LAURENT Gbagbo savoure sa revanche. « Chirac et Villepin n'ont eu ces dernières années qu'une seule politique : se débarrasser de Gbagbo », explique avec un grand sourire le président de la Côte d'Ivoire. « Ils ne s'en cachaient même pas. Mais aujourd'hui, ils sont partis et je suis toujours là ! », lance-t-il, confortablement installé dans une liseuse Louis XV, sous les ors de l'un des palais bâtis à Yamoussoukro par l'ancien président Houphouët-Boigny.
Élu dans des circonstances troublées en 2000, rescapé en septembre 2002 d'une sanglante tentative de coup d'État, sauvé in extremis par l'armée française d'une offensive rebelle venue du nord, et considéré par la suite comme un chef d'État en sursis, le président ivoirien a résisté à toutes les pressions internationales pour le contraindre à partager le pouvoir avec ses adversaires.
Une série de succès imprévus lui donnent aujourd'hui des raisons de se réjouir.
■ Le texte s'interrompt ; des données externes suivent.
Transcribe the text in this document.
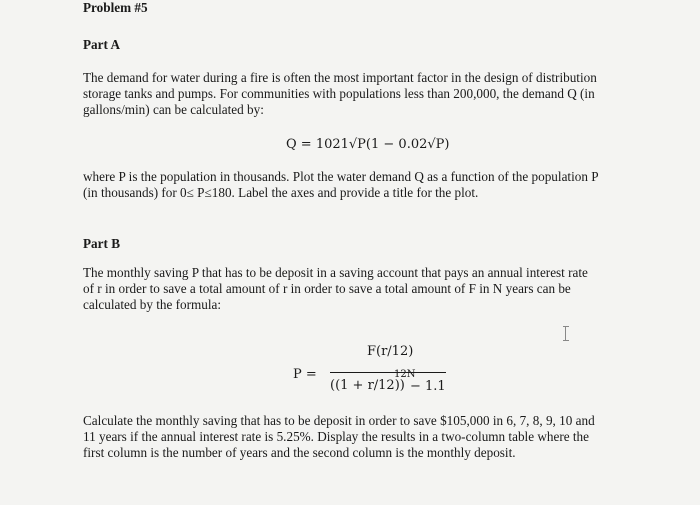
Problem #5
Part A
The demand for water during a fire is often the most important factor in the design of distribution
storage tanks and pumps. For communities with populations less than 200,000, the demand Q (in
gallons/min) can be calculated by:
Q = 1021√P(1 − 0.02√P)
where P is the population in thousands. Plot the water demand Q as a function of the population P
(in thousands) for 0≤ P≤180. Label the axes and provide a title for the plot.
Part B
The monthly saving P that has to be deposit in a saving account that pays an annual interest rate
of r in order to save a total amount of r in order to save a total amount of F in N years can be
calculated by the formula:
P =
F(r/12)
((1 + r/12))
12N
− 1.1
Calculate the monthly saving that has to be deposit in order to save $105,000 in 6, 7, 8, 9, 10 and
11 years if the annual interest rate is 5.25%. Display the results in a two-column table where the
first column is the number of years and the second column is the monthly deposit.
Renouant avec leur parrain, le président burkinabé Blaise Compaoré, Gbagbo est parvenu à désarmer pacifiquement les rebelles nordistes des Forces nouvelles, en nommant premier ministre leur chef politique, Guillaume Soro. Il a réunifié symboliquement son pays coupé en deux, en se rendant lundi dernier à Bouaké, l'ancienne capitale rebelle, pour une grande cérémonie de réconciliation nationale. Il s'apprête à présent à organiser d'ici à mars 2008 une élection présidentielle plusieurs fois ajournée, qu'il serait aujourd'hui bien surprenant de le voir perdre.
Mais la grande satisfaction de Laurent Gbagbo est d'avoir résisté à la France, l'ancienne puissance coloniale dont l'influence, même déclinante, obsède la classe politique locale. Continuant à cacher sous une faconde débonnaire un sens politique redoutable, Gbagbo ne cache pas sa fierté blessée. « Le plus horripilant était que Chirac me parlait comme à un sous-préfet français ! La première fois que j'ai été reçu à l'Élysée, il m'a appelé Laurent. J'étais assez surpris. Je pense qu'il s'est trompé de personne, ou d'époque. »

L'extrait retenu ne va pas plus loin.